TELFORD VICE, Cape Town
“WHAT? You’re a white guy?!” For a man more used to asking rather than answering questions, Tony Cozier accepted that rude enquiry with uncommon grace.
He did not reply. He did not have to. He simply smiled his warm smile from behind his even warmer eyes as his clumsy questioner – me – stood there, gaping, gawking and gobsmacked.
It was April 1992. SA were touring West Indies for the first time, and what a time it was.
Taxi drivers wanted to know, “That Winnie Mandela – is she a good woman?” Those were the days of questions being asked ever more urgently about the violent death of teenage activist Stompie Seipei.

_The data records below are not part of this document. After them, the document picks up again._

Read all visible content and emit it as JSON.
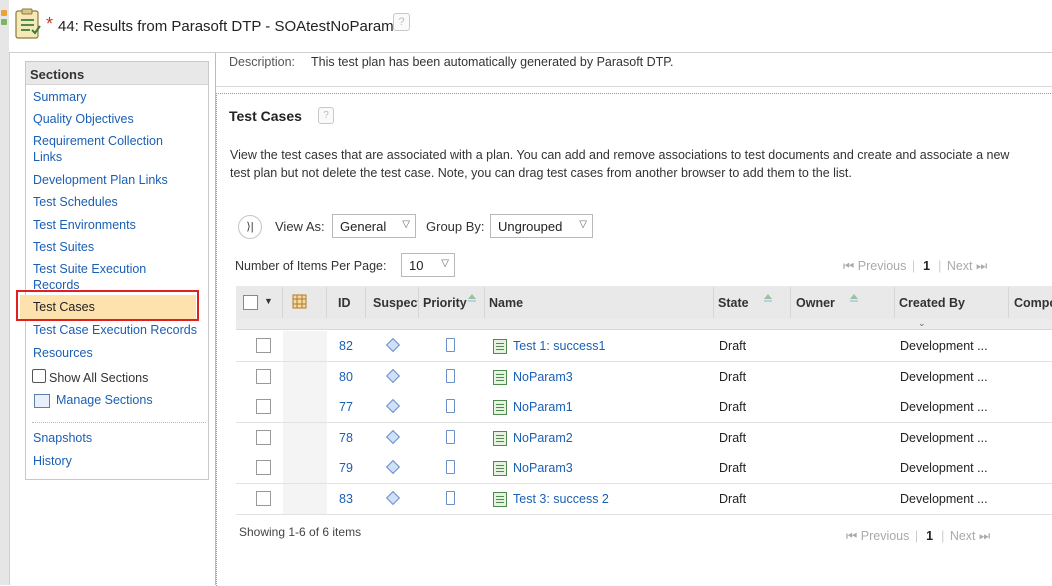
{
  "header": {
    "modified_mark": "*",
    "title": "44: Results from Parasoft DTP - SOAtestNoParam",
    "help": "?"
  },
  "sidebar": {
    "title": "Sections",
    "items": [
      {
        "label": "Summary"
      },
      {
        "label": "Quality Objectives"
      },
      {
        "label": "Requirement Collection"
      },
      {
        "label": "Links"
      },
      {
        "label": "Development Plan Links"
      },
      {
        "label": "Test Schedules"
      },
      {
        "label": "Test Environments"
      },
      {
        "label": "Test Suites"
      },
      {
        "label": "Test Suite Execution"
      },
      {
        "label": "Records"
      },
      {
        "label": "Test Cases"
      },
      {
        "label": "Test Case Execution Records"
      },
      {
        "label": "Resources"
      }
    ],
    "show_all": "Show All Sections",
    "manage": "Manage Sections",
    "snapshots": "Snapshots",
    "history": "History"
  },
  "description": {
    "label": "Description:",
    "text": "This test plan has been automatically generated by Parasoft DTP."
  },
  "test_cases": {
    "title": "Test Cases",
    "help": "?",
    "desc_line1": "View the test cases that are associated with a plan. You can add and remove associations to test documents and create and associate a new",
    "desc_line2": "test plan but not delete the test case. Note, you can drag test cases from another browser to add them to the list.",
    "collapse_glyph": "⟩|",
    "view_as_label": "View As:",
    "view_as_value": "General",
    "group_by_label": "Group By:",
    "group_by_value": "Ungrouped",
    "per_page_label": "Number of Items Per Page:",
    "per_page_value": "10",
    "pager": {
      "first": "⏮",
      "previous": "Previous",
      "page": "1",
      "next": "Next",
      "last": "⏭"
    },
    "columns": {
      "id": "ID",
      "suspect": "Suspect",
      "priority": "Priority",
      "name": "Name",
      "state": "State",
      "owner": "Owner",
      "created_by": "Created By",
      "component": "Compo"
    },
    "rows": [
      {
        "id": "82",
        "name": "Test 1: success1",
        "state": "Draft",
        "created_by": "Development ..."
      },
      {
        "id": "80",
        "name": "NoParam3",
        "state": "Draft",
        "created_by": "Development ..."
      },
      {
        "id": "77",
        "name": "NoParam1",
        "state": "Draft",
        "created_by": "Development ..."
      },
      {
        "id": "78",
        "name": "NoParam2",
        "state": "Draft",
        "created_by": "Development ..."
      },
      {
        "id": "79",
        "name": "NoParam3",
        "state": "Draft",
        "created_by": "Development ..."
      },
      {
        "id": "83",
        "name": "Test 3: success 2",
        "state": "Draft",
        "created_by": "Development ..."
      }
    ],
    "showing": "Showing 1-6 of 6 items"
  },
  "colors": {
    "link": "#1a5fb4",
    "highlight": "#fde2ae",
    "annotation": "#e02020"
  }
}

Ali Bacher, then the managing director of the United Cricket Board, endured a gruelling press conference in which West Indian journalists asked, in many different ways, what the hell he and his all-white squad – bar Omar Henry – were doing there when black people in SA did not have the vote.

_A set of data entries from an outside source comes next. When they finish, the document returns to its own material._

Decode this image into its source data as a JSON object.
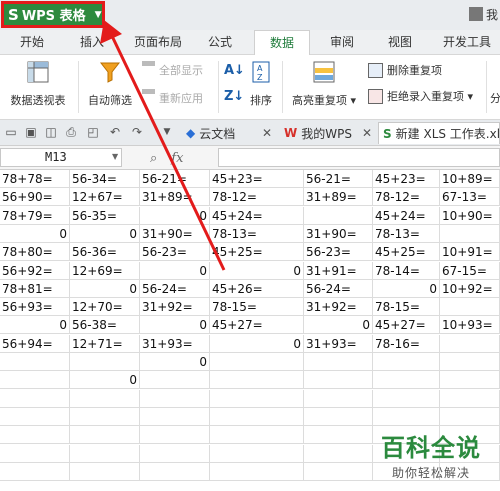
{
  "app": {
    "menu_label": "WPS 表格",
    "menu_glyph": "S",
    "user_label": "我"
  },
  "tabs": [
    {
      "label": "开始"
    },
    {
      "label": "插入"
    },
    {
      "label": "页面布局"
    },
    {
      "label": "公式"
    },
    {
      "label": "数据",
      "active": true
    },
    {
      "label": "审阅"
    },
    {
      "label": "视图"
    },
    {
      "label": "开发工具"
    }
  ],
  "ribbon": {
    "pivot": "数据透视表",
    "autofilter": "自动筛选",
    "show_all": "全部显示",
    "reapply": "重新应用",
    "sort": "排序",
    "highlight_dup": "高亮重复项",
    "remove_dup": "删除重复项",
    "reject_dup": "拒绝录入重复项",
    "split": "分"
  },
  "docbar": {
    "cloud": "云文档",
    "mywps": "我的WPS",
    "active_file": "新建 XLS 工作表.xls"
  },
  "formula_bar": {
    "name_box": "M13",
    "fx": "fx",
    "cancel": "✕"
  },
  "grid": {
    "rows": [
      [
        "78+78=",
        "56-34=",
        "56-21=",
        "45+23=",
        "56-21=",
        "45+23=",
        "10+89="
      ],
      [
        "56+90=",
        "12+67=",
        "31+89=",
        "78-12=",
        "31+89=",
        "78-12=",
        "67-13="
      ],
      [
        "78+79=",
        "56-35=",
        "0",
        "45+24=",
        "",
        "45+24=",
        "10+90="
      ],
      [
        "0",
        "0",
        "31+90=",
        "78-13=",
        "31+90=",
        "78-13=",
        ""
      ],
      [
        "78+80=",
        "56-36=",
        "56-23=",
        "45+25=",
        "56-23=",
        "45+25=",
        "10+91="
      ],
      [
        "56+92=",
        "12+69=",
        "0",
        "0",
        "31+91=",
        "78-14=",
        "67-15="
      ],
      [
        "78+81=",
        "0",
        "56-24=",
        "45+26=",
        "56-24=",
        "0",
        "10+92="
      ],
      [
        "56+93=",
        "12+70=",
        "31+92=",
        "78-15=",
        "31+92=",
        "78-15=",
        ""
      ],
      [
        "0",
        "56-38=",
        "0",
        "45+27=",
        "0",
        "45+27=",
        "10+93="
      ],
      [
        "56+94=",
        "12+71=",
        "31+93=",
        "0",
        "31+93=",
        "78-16=",
        ""
      ],
      [
        "",
        "",
        "0",
        "",
        "",
        "",
        ""
      ],
      [
        "",
        "0",
        "",
        "",
        "",
        "",
        ""
      ],
      [
        "",
        "",
        "",
        "",
        "",
        "",
        ""
      ],
      [
        "",
        "",
        "",
        "",
        "",
        "",
        ""
      ],
      [
        "",
        "",
        "",
        "",
        "",
        "",
        ""
      ],
      [
        "",
        "",
        "",
        "",
        "",
        "",
        ""
      ],
      [
        "",
        "",
        "",
        "",
        "",
        "",
        ""
      ]
    ]
  },
  "watermark": {
    "title": "百科全说",
    "subtitle": "助你轻松解决"
  },
  "colors": {
    "wps_green": "#2d8a3e",
    "highlight_red": "#e31b1b",
    "active_tab_text": "#1e7b3a"
  }
}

During the Barbados test, SA’s first after 22 years of isolation, a travelling South African supporter dared to wave the flag of apartheid – which was still, technically, the law of our faraway land – in the stands.
Also during that match, Brian Lara survived standing on his stumps because the square leg umpire, David Archer of Barbados, said he was unsighted. With that, a South African in the pressbox exclaimed loudly, “Hierdie kaffers vat kanse (These kaffirs are taking chances).” He was one of those reporters who professed never to mix politics and sport.

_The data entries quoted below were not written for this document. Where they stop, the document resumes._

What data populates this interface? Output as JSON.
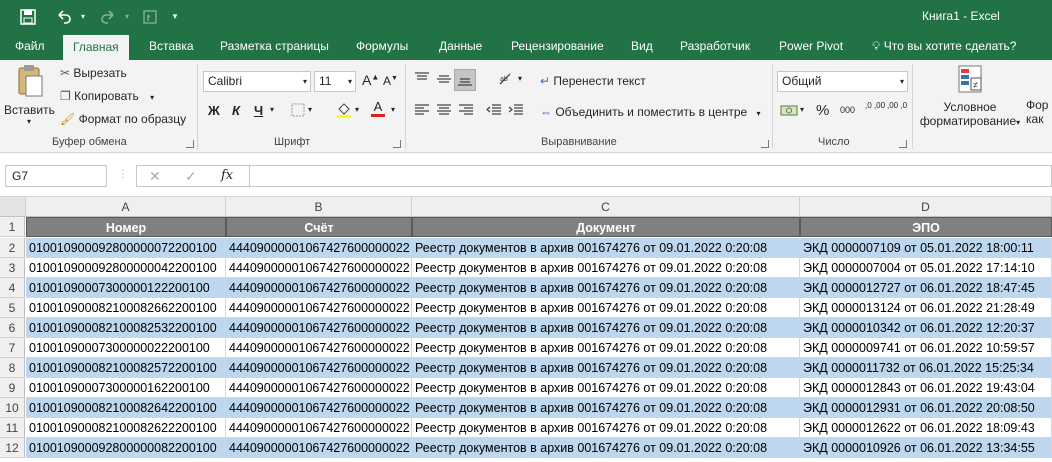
{
  "window": {
    "title": "Книга1  -  Excel"
  },
  "qat": {
    "save_icon": "save-icon",
    "undo_icon": "undo-icon",
    "redo_icon": "redo-icon"
  },
  "tabs": [
    "Файл",
    "Главная",
    "Вставка",
    "Разметка страницы",
    "Формулы",
    "Данные",
    "Рецензирование",
    "Вид",
    "Разработчик",
    "Power Pivot"
  ],
  "tell_me": "Что вы хотите сделать?",
  "ribbon": {
    "clipboard": {
      "paste": "Вставить",
      "cut": "Вырезать",
      "copy": "Копировать",
      "format_painter": "Формат по образцу",
      "group": "Буфер обмена"
    },
    "font": {
      "font_name": "Calibri",
      "font_size": "11",
      "bold": "Ж",
      "italic": "К",
      "underline": "Ч",
      "grow": "A",
      "shrink": "A",
      "font_color_letter": "A",
      "group": "Шрифт"
    },
    "alignment": {
      "wrap": "Перенести текст",
      "merge": "Объединить и поместить в центре",
      "group": "Выравнивание"
    },
    "number": {
      "format": "Общий",
      "percent": "%",
      "comma": "000",
      "inc_decimal": ",0 ,00",
      "dec_decimal": ",00 ,0",
      "group": "Число"
    },
    "styles": {
      "cond_format_1": "Условное",
      "cond_format_2": "форматирование",
      "next_1": "Фор",
      "next_2": "как"
    }
  },
  "formula_bar": {
    "name_box": "G7",
    "fx": "fx",
    "value": ""
  },
  "sheet": {
    "columns": [
      "A",
      "B",
      "C",
      "D"
    ],
    "headers": [
      "Номер",
      "Счёт",
      "Документ",
      "ЭПО"
    ],
    "rows": [
      {
        "n": "2",
        "a": "010010900092800000072200100",
        "b": "44409000001067427600000022",
        "c": "Реестр документов в архив 001674276 от 09.01.2022 0:20:08",
        "d": "ЭКД 0000007109 от 05.01.2022 18:00:11"
      },
      {
        "n": "3",
        "a": "010010900092800000042200100",
        "b": "44409000001067427600000022",
        "c": "Реестр документов в архив 001674276 от 09.01.2022 0:20:08",
        "d": "ЭКД 0000007004 от 05.01.2022 17:14:10"
      },
      {
        "n": "4",
        "a": "01001090007300000122200100",
        "b": "44409000001067427600000022",
        "c": "Реестр документов в архив 001674276 от 09.01.2022 0:20:08",
        "d": "ЭКД 0000012727 от 06.01.2022 18:47:45"
      },
      {
        "n": "5",
        "a": "010010900082100082662200100",
        "b": "44409000001067427600000022",
        "c": "Реестр документов в архив 001674276 от 09.01.2022 0:20:08",
        "d": "ЭКД 0000013124 от 06.01.2022 21:28:49"
      },
      {
        "n": "6",
        "a": "010010900082100082532200100",
        "b": "44409000001067427600000022",
        "c": "Реестр документов в архив 001674276 от 09.01.2022 0:20:08",
        "d": "ЭКД 0000010342 от 06.01.2022 12:20:37"
      },
      {
        "n": "7",
        "a": "01001090007300000022200100",
        "b": "44409000001067427600000022",
        "c": "Реестр документов в архив 001674276 от 09.01.2022 0:20:08",
        "d": "ЭКД 0000009741 от 06.01.2022 10:59:57"
      },
      {
        "n": "8",
        "a": "010010900082100082572200100",
        "b": "44409000001067427600000022",
        "c": "Реестр документов в архив 001674276 от 09.01.2022 0:20:08",
        "d": "ЭКД 0000011732 от 06.01.2022 15:25:34"
      },
      {
        "n": "9",
        "a": "01001090007300000162200100",
        "b": "44409000001067427600000022",
        "c": "Реестр документов в архив 001674276 от 09.01.2022 0:20:08",
        "d": "ЭКД 0000012843 от 06.01.2022 19:43:04"
      },
      {
        "n": "10",
        "a": "010010900082100082642200100",
        "b": "44409000001067427600000022",
        "c": "Реестр документов в архив 001674276 от 09.01.2022 0:20:08",
        "d": "ЭКД 0000012931 от 06.01.2022 20:08:50"
      },
      {
        "n": "11",
        "a": "010010900082100082622200100",
        "b": "44409000001067427600000022",
        "c": "Реестр документов в архив 001674276 от 09.01.2022 0:20:08",
        "d": "ЭКД 0000012622 от 06.01.2022 18:09:43"
      },
      {
        "n": "12",
        "a": "010010900092800000082200100",
        "b": "44409000001067427600000022",
        "c": "Реестр документов в архив 001674276 от 09.01.2022 0:20:08",
        "d": "ЭКД 0000010926 от 06.01.2022 13:34:55"
      }
    ]
  },
  "colors": {
    "excel_green": "#217346",
    "row_highlight": "#bdd7ee",
    "header_fill": "#808080",
    "font_color_red": "#e02020",
    "highlight_yellow": "#ffff00"
  }
}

For a South African who did not know television before SA were thrown out of international cricket, which consequently did not feature much on our screens when TV arrived, Tony Cozier was a photoless byline in newspapers and magazines and a voice on radio. And there was nothing white, to these ears at least, about that voice’s accent.
So to see him in all his unmistakable whiteness, blessed with a warm smile and even warmer eyes, was politics on legs. Here, a step away from those champions of black excellence, the West Indies cricket team, stood a jolly white giant – who died in Barbados on Wednesday, aged 75.
Until illness took many kilogrammes from him in his last years, Cozier was indeed a big man. Good thing, too, because he needed that heft to look like what he was: someone who had covered cricket since 1958 and had been there and written that in all sorts of publications and spoken into more microphones than anyone could imagine.
He watched the Windies rise to greatness. He reported on their rein. He dissected their decline. And he did so in unimpeachable, everyman’s English. Who needs hyperbole when Viv Richards and Malcolm Marshall write your stories for you with their exploits out in the middle?
On that 1992 tour we were in a party of dozens that arrived at our hotel in the wee hours as our flight from Jamaica had been delayed because the plane turned back after almost plunging into the Caribbean itself.
The front desk was deserted until Cozier’s son, statistician Craig, called out, “Cozier is here!”
Instantly, a squadron of staff was scrambled from somewhere and the Coziers were almost carried to their rooms.
Best of all, Cozier wore his greatness lightly. He had been a cricket writer for 34 years when I, seven months into my career, happened onto his doorstep and asked him a stupid question. Neither then, nor in the 24 years that I knew him, did he seem anything less than in love with life. Indeed, whenever he saw a stroke he liked he would issue a jolting yell of, “Shot boy!”, and to hell with pressbox etiquette.
Winston Anthony Lloyd Cozier is here. Always will be.